While a lot of demographic information was taken into account for the study, the authors found, perhaps unsurprisingly, that those who are skeptical of vaccination in humans are those more likely to be hesitant in vaccinating their dogs.

The United Nations International Children's Emergency Fund (UNICEF) issued a “red alert” situation surrounding a drop in routine childhood vaccines earlier this year, and organizations such as the Centers for Disease Control and American Medical Association have reported a sharp and persistent decrease in childhood vaccinations since the COVID-19 pandemic.

As the highly politicized environment surrounding public health during COVID led to increased skepticism from the public as to the safety and efficacy of childhood vaccines, so too has it encouraged suspicion of long-routine preventatives for our furry friends.

“If you had told me before the COVID-19 pandemic that MMR vaccine mandates for kids enrolling in public schools would become a source of major political controversy, I would have thought that that was a bit farfetched,” said Matt Motta. “Yet, that’s what has happened.”

The potential solution, he said, lies in ensuring people have access to sound information about vaccination and restoring Americans’ faith in medical science and vaccine efficacy.

“It’s a relatively simple one, but it's very hard to do,” Motta shared. “The solution, I think, is that we need to restore Americans’ trust in vaccines and the people who produce them and then the people who administer them, we need to increase Americans trust in science and vaccine science.
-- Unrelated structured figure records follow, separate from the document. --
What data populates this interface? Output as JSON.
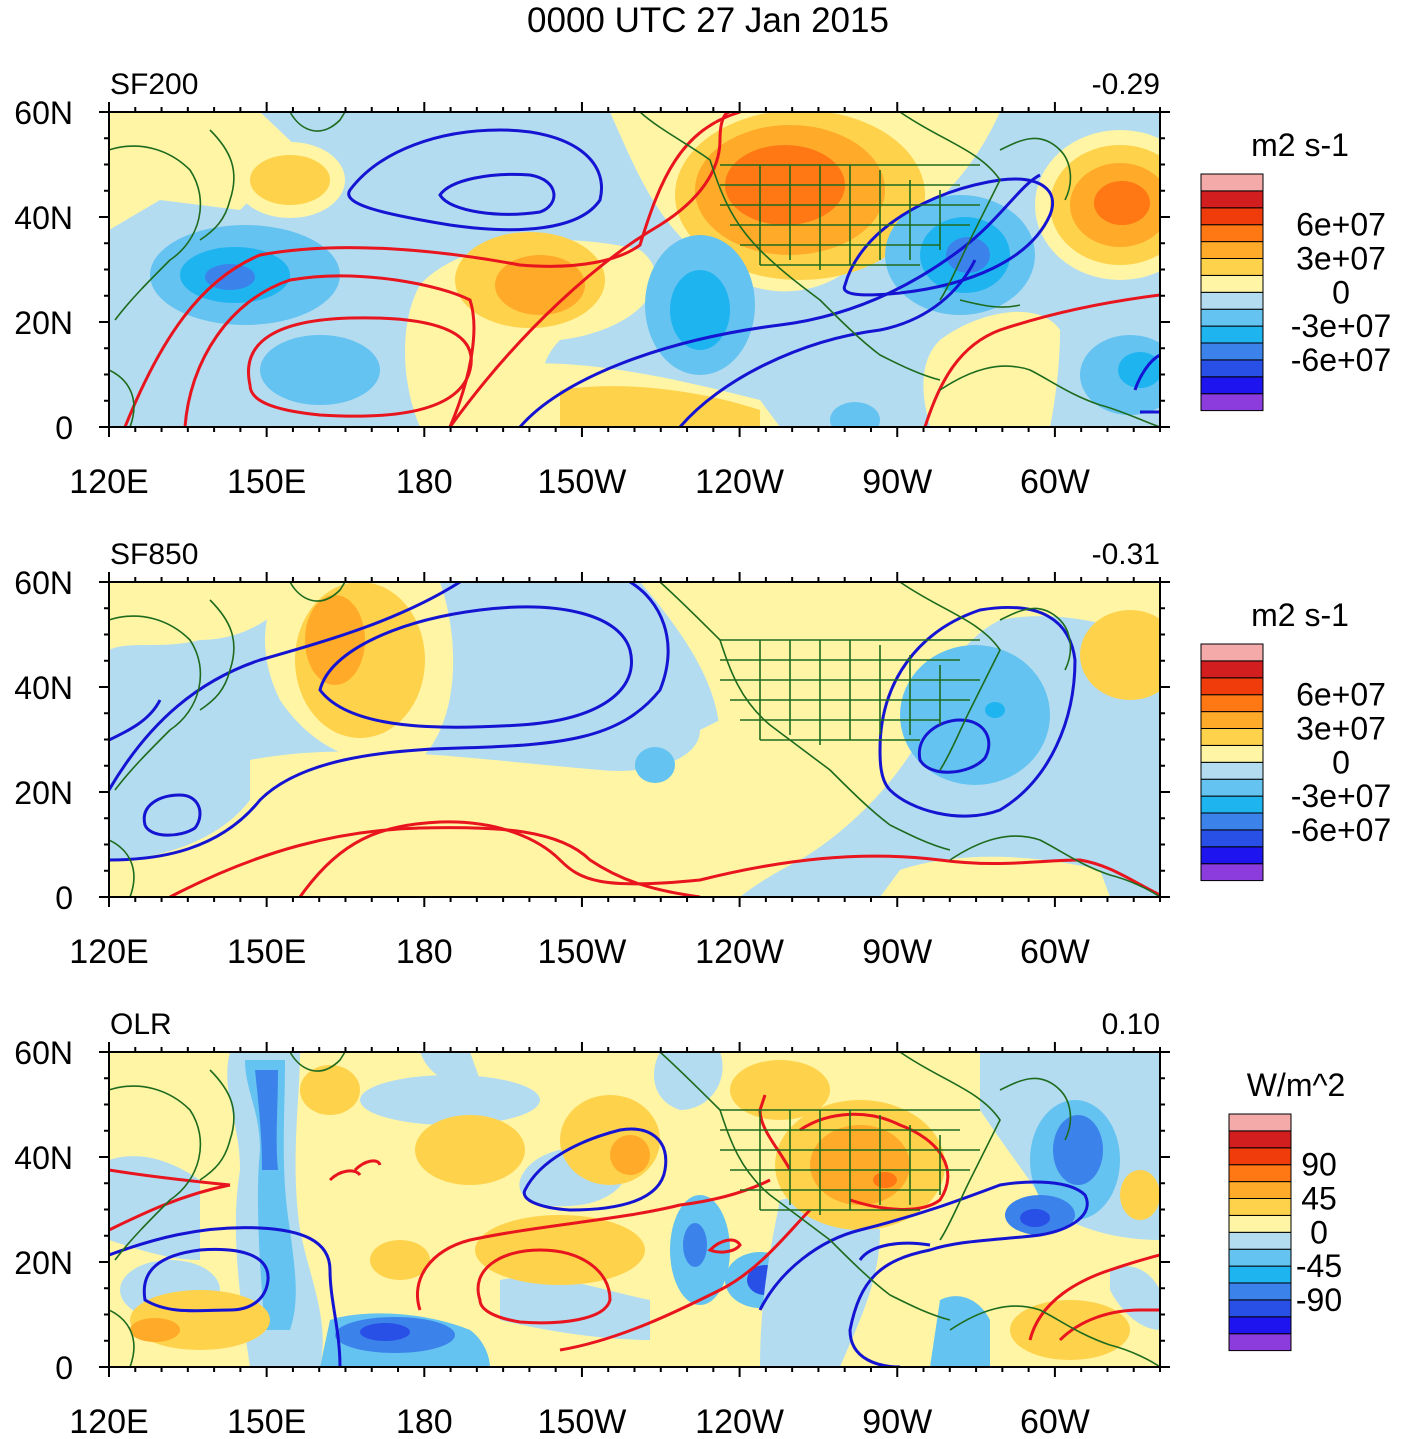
{
  "title": "0000 UTC 27 Jan 2015",
  "colors": {
    "land": "#1e6b1e",
    "positive_contour": "#e8141e",
    "negative_contour": "#1414d2",
    "palette": [
      "#8c3cdc",
      "#1e14f0",
      "#2850e6",
      "#3c82eb",
      "#1eb4f0",
      "#64c3f0",
      "#b4dcf0",
      "#fff5a5",
      "#ffd24b",
      "#ffaa28",
      "#ff7814",
      "#f03c0a",
      "#d21e1e",
      "#f5aaaa"
    ]
  },
  "axes": {
    "x_ticks": [
      "120E",
      "150E",
      "180",
      "150W",
      "120W",
      "90W",
      "60W"
    ],
    "y_ticks": [
      "60N",
      "40N",
      "20N",
      "0"
    ]
  },
  "panels": [
    {
      "name": "SF200",
      "label": "SF200",
      "correlation": "-0.29",
      "units": "m2 s-1",
      "colorbar_labels": [
        "6e+07",
        "3e+07",
        "0",
        "-3e+07",
        "-6e+07"
      ]
    },
    {
      "name": "SF850",
      "label": "SF850",
      "correlation": "-0.31",
      "units": "m2 s-1",
      "colorbar_labels": [
        "6e+07",
        "3e+07",
        "0",
        "-3e+07",
        "-6e+07"
      ]
    },
    {
      "name": "OLR",
      "label": "OLR",
      "correlation": "0.10",
      "units": "W/m^2",
      "colorbar_labels": [
        "90",
        "45",
        "0",
        "-45",
        "-90"
      ]
    }
  ]
}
That's a relatively simple thing to say, right? But how is it that we actually do it?”

That is something experts are trying to figure out, he said. Positive messaging coming from people Americans do trust, such as politicians from the party they identify with, is one scalable strategy he sees working.  

“We're a nation of vaccine skeptics to some degree, but we're all vaccine skeptical for different reasons,” he said. “We need a patchwork of communication, efforts to understand the many reasons why people are vaccine hesitant and then appeal to each one in a targeted way."

“If we can make more trust in human vaccines, I think we can restore trust in canine vaccines too.”